If you go to a Celtic music festival with the hope — no, make that the expectation — of being able to join in a song or two, well, you should get yourself to The Attic at 1 p.m. during BCMFest’s Dayfest (January 9): That’s when The Kelly Girls and òran mór will lead a good hour’s worth of sing-along songs.
This’ll be the BCMFest debut for The Kelly Girls (Aisling Keating, Nancy Beaudette, Christine Hatch and Theresa Gerene), who are based in the far western suburbs and have played at local places like The Bull Run Restaurant, Waxy O’Connor’s Pub and Main Street Market & Cafe, as well as the Williamstown Fair in Ontario (the oldest annual fair in Canada) and aboard the Nova Star Cruise Ship running from Portland, Me., to Nova Scotia. So they know a thing or two about keeping people entertained, as this video clip shows. Oh, and in case you might wonder: No, they don’t have anything to do with the famous temp agency — but they have a nice little tribute to the “other” Kelly Girls on their website.

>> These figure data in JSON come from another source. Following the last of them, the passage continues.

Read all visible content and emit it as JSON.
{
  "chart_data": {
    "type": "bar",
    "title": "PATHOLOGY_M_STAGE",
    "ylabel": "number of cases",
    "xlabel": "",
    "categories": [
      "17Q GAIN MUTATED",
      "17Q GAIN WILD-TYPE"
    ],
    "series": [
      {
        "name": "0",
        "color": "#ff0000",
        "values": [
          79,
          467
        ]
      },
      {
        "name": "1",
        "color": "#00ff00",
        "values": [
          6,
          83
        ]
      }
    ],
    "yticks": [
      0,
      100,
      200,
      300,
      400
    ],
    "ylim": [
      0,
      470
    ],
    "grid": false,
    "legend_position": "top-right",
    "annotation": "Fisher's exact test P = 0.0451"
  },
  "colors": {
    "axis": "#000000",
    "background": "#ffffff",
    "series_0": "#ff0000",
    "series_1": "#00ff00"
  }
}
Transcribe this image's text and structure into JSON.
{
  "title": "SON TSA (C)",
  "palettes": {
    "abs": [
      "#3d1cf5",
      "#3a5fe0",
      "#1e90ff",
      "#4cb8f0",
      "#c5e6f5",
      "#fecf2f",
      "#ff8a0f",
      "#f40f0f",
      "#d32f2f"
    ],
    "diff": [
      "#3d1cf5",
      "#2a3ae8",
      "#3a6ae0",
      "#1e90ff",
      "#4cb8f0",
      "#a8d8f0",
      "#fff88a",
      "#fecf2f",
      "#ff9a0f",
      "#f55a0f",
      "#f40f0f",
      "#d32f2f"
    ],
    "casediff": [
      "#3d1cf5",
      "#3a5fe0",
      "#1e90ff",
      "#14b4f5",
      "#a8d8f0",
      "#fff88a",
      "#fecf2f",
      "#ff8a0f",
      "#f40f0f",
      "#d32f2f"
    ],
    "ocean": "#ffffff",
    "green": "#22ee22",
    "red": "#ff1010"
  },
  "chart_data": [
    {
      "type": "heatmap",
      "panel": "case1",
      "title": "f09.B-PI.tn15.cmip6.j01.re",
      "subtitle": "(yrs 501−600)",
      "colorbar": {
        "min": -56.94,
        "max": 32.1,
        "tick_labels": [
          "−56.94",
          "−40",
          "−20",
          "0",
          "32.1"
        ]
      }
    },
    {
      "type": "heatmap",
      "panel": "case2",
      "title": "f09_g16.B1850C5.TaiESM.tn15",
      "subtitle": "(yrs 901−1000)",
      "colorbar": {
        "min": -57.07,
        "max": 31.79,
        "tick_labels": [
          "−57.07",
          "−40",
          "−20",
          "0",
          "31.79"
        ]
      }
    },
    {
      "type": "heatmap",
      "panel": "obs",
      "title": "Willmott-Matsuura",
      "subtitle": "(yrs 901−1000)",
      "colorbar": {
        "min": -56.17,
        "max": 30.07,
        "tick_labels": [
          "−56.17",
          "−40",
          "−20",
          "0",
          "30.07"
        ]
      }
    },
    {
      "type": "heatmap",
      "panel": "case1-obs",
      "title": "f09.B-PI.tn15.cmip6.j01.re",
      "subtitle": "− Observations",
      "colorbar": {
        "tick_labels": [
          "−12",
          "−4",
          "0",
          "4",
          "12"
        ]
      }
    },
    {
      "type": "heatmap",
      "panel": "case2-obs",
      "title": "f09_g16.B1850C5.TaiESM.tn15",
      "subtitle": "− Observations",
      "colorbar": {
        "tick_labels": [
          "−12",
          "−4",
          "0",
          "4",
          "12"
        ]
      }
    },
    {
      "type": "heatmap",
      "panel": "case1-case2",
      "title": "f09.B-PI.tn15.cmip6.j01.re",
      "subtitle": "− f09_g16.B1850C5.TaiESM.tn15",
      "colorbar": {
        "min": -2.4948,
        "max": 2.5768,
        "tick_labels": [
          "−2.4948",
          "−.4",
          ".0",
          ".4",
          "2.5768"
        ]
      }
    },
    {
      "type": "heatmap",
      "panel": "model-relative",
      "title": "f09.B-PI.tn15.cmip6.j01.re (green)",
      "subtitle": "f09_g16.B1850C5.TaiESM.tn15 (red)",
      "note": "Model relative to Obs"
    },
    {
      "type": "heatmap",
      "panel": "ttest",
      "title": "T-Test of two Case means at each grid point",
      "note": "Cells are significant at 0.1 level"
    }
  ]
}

òran mór — the duo of Peter Hale and Dave Hallowell — are back for a third time at BCMFest. While they’re no strangers to the Boston area, you’re more likely to find them up north a ways, at places like the Ri Ra in Portsmouth, NH, where they are a Monday night fixture. Dave started out playing blues and R&B, but over time gravitated into folk/acoustic music and eventually Irish/Celtic material, with some guidance by people like David Surette, Ed Gerhard and Randal Bays. Peter came from a family with strong Irish roots — “Nancy Whiskey” was the first song with a chorus he learned (at age 6), he says, “other than something from ‘Sesame Street'” — and later on took an interest in singers like Luke Kelly, Christy Moore and Dick Gaughan. Here’s a sampling of Peter and Dave.
Mind you, you don’t have to sing along during this set — but why wouldn’t you want to?